Em 1909, uma mulher recebeu pela primeira vez o Prémio Nobel da Literatura: a sueca Selma Lagerlöf (1858-1940), cujas obras já então alcançavam enorme sucesso, e que ainda hoje é considerada uma das escritoras mais importantes da Escandinávia. “Charlotte Löwensköld” (E-Primatur, 2023) é uma das obras que melhor demonstram o talento da autora para construir narrativas envolventes, com retratos psicológicos vivos e representações implacáveis da sociedade do seu tempo. Adicionalmente, nota-se desde o início uma ironia fina, capaz de, por exemplo, revelar nas entrelinhas dos louvores a uma certa personagem que, afinal, não se trata de alguém assim tããããão extraordinário.
Este é o segundo volume de uma trilogia que tem a família Löwensköld como fio condutor, mas cujas partes podem ser lidas e apreciadas independentemente. As referências a acontecimentos do primeiro volume existem, mas são pouquíssimas e não interferem com o desenrolar da intriga. Esta começa por nos apresentar a nobre família Ekenstedt – aparentada com os Löwenskölds –, cujo filho varão, Karl-Artur, é idolatrado por uma mãe que nutre grandes expectativas para ele, embora o seu percurso até então não denuncie “qualquer sinal que o fizesse sobressair da multidão, ou que comprovasse que era dono de um enorme talento”.
Com efeito, o facto mais relevante da passagem de Karl-Artur pela Universidade de Uppsala é a aproximação a um colega peculiar, “um crente entusiasta, austero e quase fanático, do culto pietista“. Após assimilar algumas das suas ideias, Karl-Artur decide seguir a vida eclesiástica contra a vontade dos pais, tornando-se um pastor luterano muito cioso da própria pobreza, que almeja apenas “uma paróquia de aldeola onde tivesse tempo para se dedicar a cuidar das almas desvalidas”. Tal ausência de ambições sociais e económicas defrauda as expectativas familiares e atrasa o casamento previsto com Charlotte, uma parente distante, órfã e pobre, que vive como dama de companhia. Para esta, a situação agrava-se quando a sua notória franqueza fere o orgulho do amado, conduzindo-o a romper o noivado.
Apesar de amá-lo, Charlotte não lhe concede a admiração embevecida a que outras senhoras da paróquia o habituaram. Por seu lado, Karl-Artur ama sobretudo uma idealização de si mesmo e, sentindo-se despeitado, num arroubo de fúria, declara a intenção – que cumpre – de pedir em casamento a primeira mulher com quem se cruze na estrada. Para o imbróglio contribuem as maquinações de uma intriguista e as boas intenções de um industrial abastado, viúvo, simpático e com fraca auto-estima, que pede a mão da protagonista.

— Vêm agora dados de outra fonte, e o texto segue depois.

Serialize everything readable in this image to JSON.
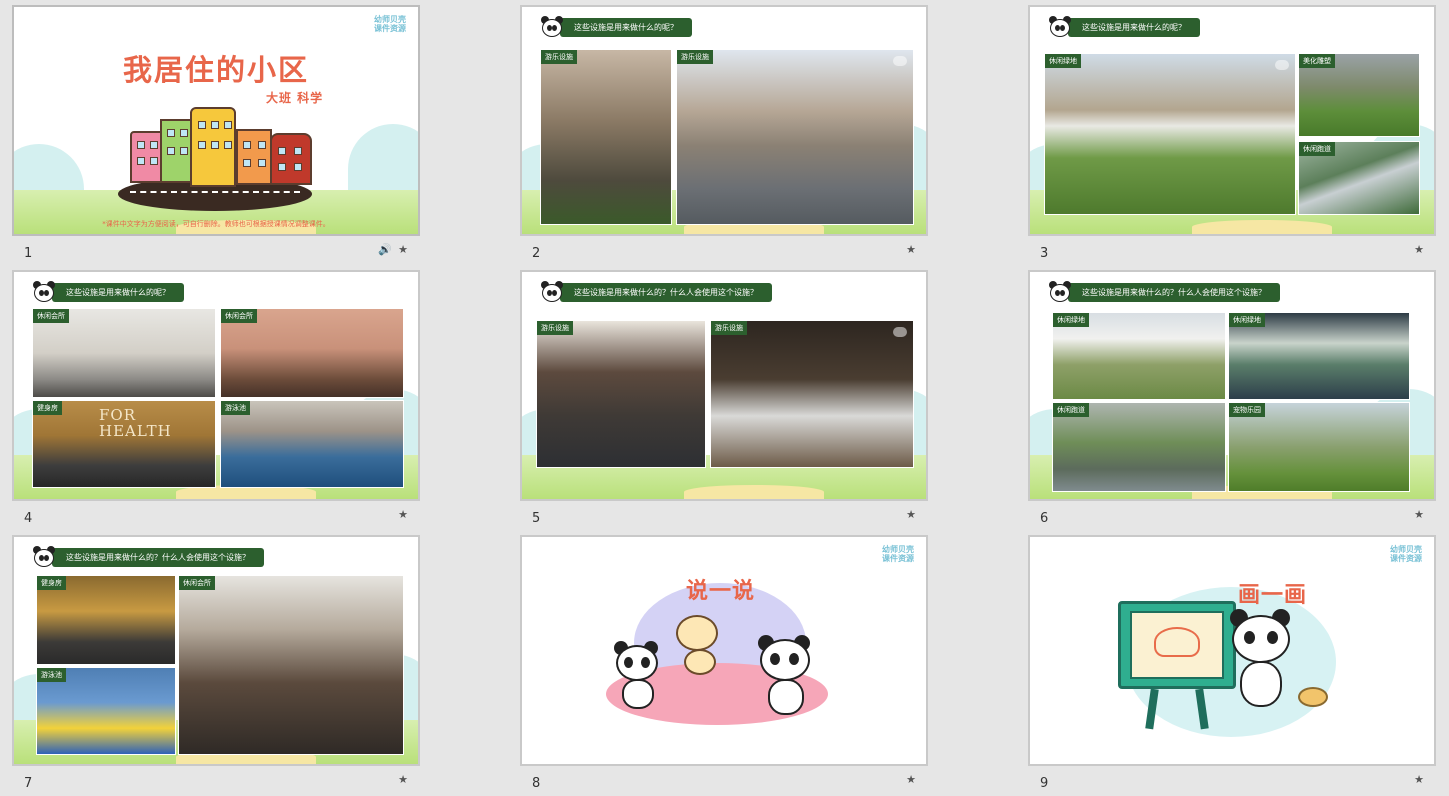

O lado romântico da história e o tom em que é contada levam a comparações frequentes e justas com “Orgulho e Preconceito”, da britânica Jane Austen, predecessora de Lagerlöf. Porém, embora o desenlace do drama de Charlotte seja gratificante, o ambiente geral é menos cor-de-rosa do que o predominante nos romances de Austen. Além disso, a transmissão dos pontos de vista das várias personagens é mais moderna, e destaca-se uma crítica contundente à sobranceria religiosa de quem se julga beneficiário de inspiração divina.